Она взяла бразды правления в свои руки, уволив всех старых слуг и впоследствии объяснив это тем, что хотела лишь помочь ему избавиться от всего, что служило напоминанием о его неверной жене. Хоукинс, который обожал Памелу, был вынужден убраться первым, а когда был уволен служивший не один десяток лет у Тремэйнов дворецкий, Эдмунд решил, что не стоит подрывать свой авторитет ради остальных слуг.

Только Мойна, которая пользовалась немалой властью в доме с того самого дня, как явилась сюда вслед за Памелой — она была ее нянькой, потом личной служанкой, — избегла общей участи. Было непонятно, почему Мелани решила не воевать с женщиной, столь приближенной когда-то к его первой жене. Сам Эдмунд старался избегать Мойны: эта женщина была живым напоминанием о Памеле, причем не столько о ее жизни, сколько о смерти. О его невосполнимой утрате. Обо всех его утратах.

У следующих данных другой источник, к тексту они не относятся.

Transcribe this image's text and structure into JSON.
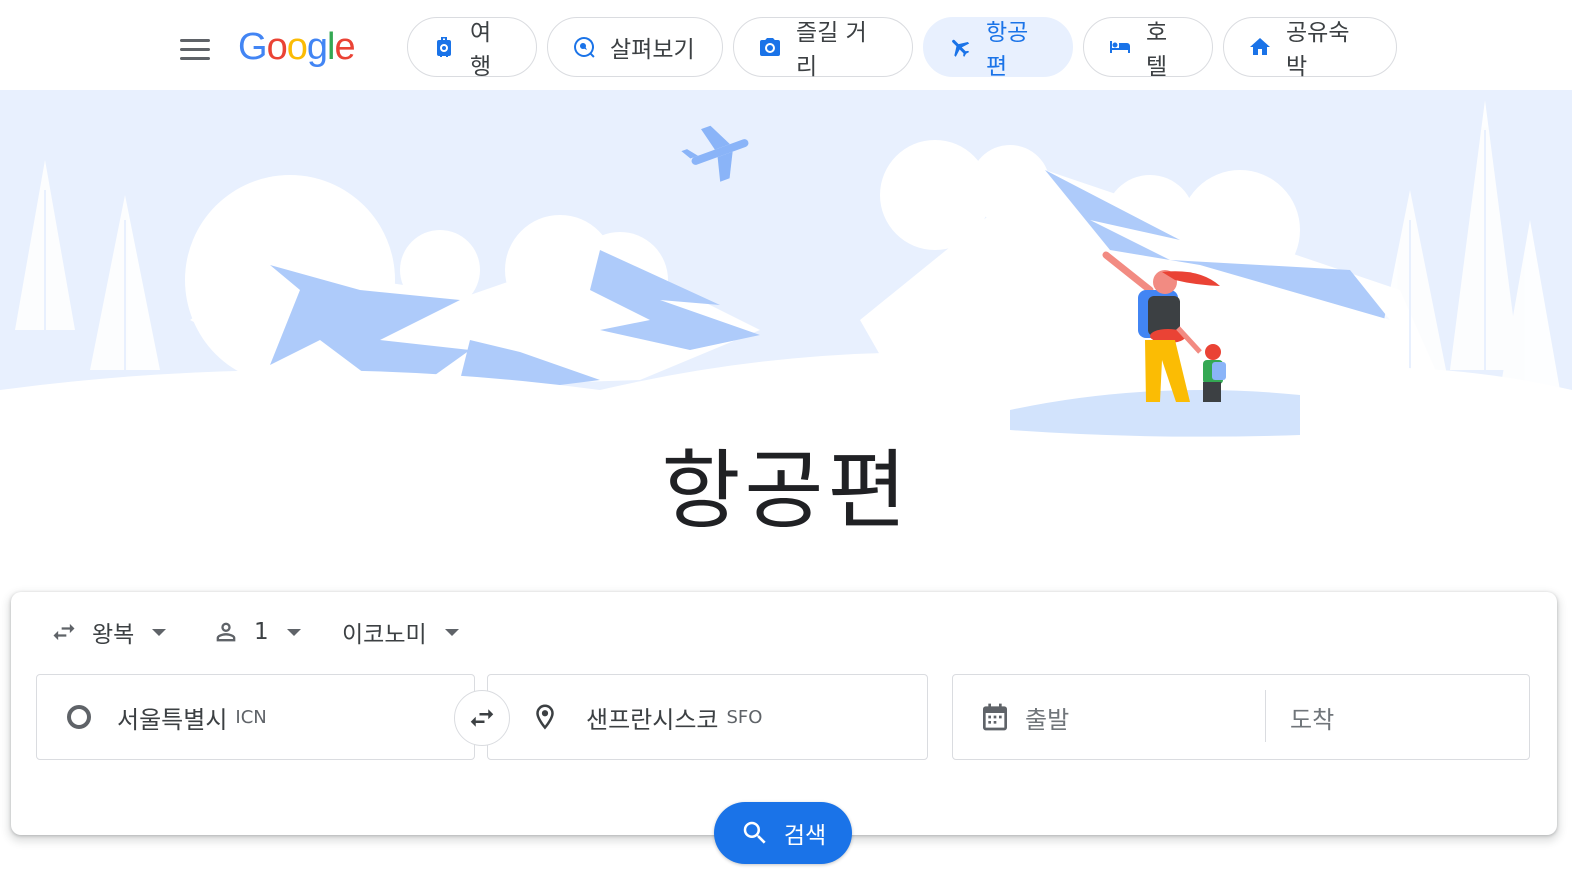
{
  "header": {
    "logo": [
      "G",
      "o",
      "o",
      "g",
      "l",
      "e"
    ],
    "logo_colors": [
      "#4285F4",
      "#EA4335",
      "#FBBC05",
      "#4285F4",
      "#34A853",
      "#EA4335"
    ],
    "tabs": [
      {
        "label": "여행",
        "icon": "luggage-icon"
      },
      {
        "label": "살펴보기",
        "icon": "explore-icon"
      },
      {
        "label": "즐길 거리",
        "icon": "camera-icon"
      },
      {
        "label": "항공편",
        "icon": "flight-icon",
        "active": true
      },
      {
        "label": "호텔",
        "icon": "bed-icon"
      },
      {
        "label": "공유숙박",
        "icon": "home-icon"
      }
    ]
  },
  "hero": {
    "title": "항공편"
  },
  "search": {
    "trip_type": "왕복",
    "passengers": "1",
    "cabin_class": "이코노미",
    "origin": {
      "city": "서울특별시",
      "code": "ICN"
    },
    "destination": {
      "city": "샌프란시스코",
      "code": "SFO"
    },
    "depart_placeholder": "출발",
    "return_placeholder": "도착",
    "search_label": "검색"
  },
  "colors": {
    "accent": "#1a73e8",
    "active_tab_bg": "#e8f0fe",
    "hero_bg": "#e8f0fe"
  }
}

Следом за слугами пришла очередь всем купленным Памелой вещам и любимым ею предметам обстановки: их поглотил чердак, так что уже через несколько месяцев после свадьбы на всем Тремэйн-Корте лежал отпечаток личности Мелани.

Она удалила все, оставив по одному предмету в каждой комнате. Его новая жена, понял он, большая мастерица мучить.

Мучить всеми доступными способами.

Эдмунд глядел, как Мелани наливает себе бокал вина. Жидкость выплеснулась, и она не спеша подносила ко рту один за другим нежные пальчики, чтобы слизнуть прозрачные капли кончиком языка. Ее глаза, так широко и невинно распахнутые, пристально наблюдали за ним. А потом она улыбнулась.

Мир, полный муки.

Его собственные пальцы задрожали против его воли, когда он вспомнил, как касался этот же самый язычок его кожи, какие чудные формы скрыты под платьем цвета крови.

Какой предательски покорной была она, когда проникла в его спальню, чтобы утешить его в ночь после похорон Памелы. Принесла кубок горячего вина с пряностями, чтобы облегчить его боль. Как ласково обнимала его, когда он плакал. Как мило ворковала, стараясь помочь ему забыть об утрате.

Как охотно она отдалась ему. Когда он встал на колени возле ее кровати, она позволила ему ласкать и целовать каждый нежный изгиб, каждую ложбинку своего юного тела в припадке страсти, которую он ощутил с такой силой впервые в жизни.

Потом, когда он, целуя ее груди, рыдал словно младенец, она утешала его, говоря, что это естественно, что так и должно было случиться. Их обоих предали: одного — мать, другую — сын. И все, что у них осталось, это они двое. И это только справедливо, что они нашли утешение и спасение в объятиях друг друга.

Мелани была во всем, о чем он только мог бы мечтать, чего он хотел и в чем нуждался. Все, что он помнит о последовавших за тем коротких месяцах, — ее вкус, ее запах, влажные теплые недра ее тела.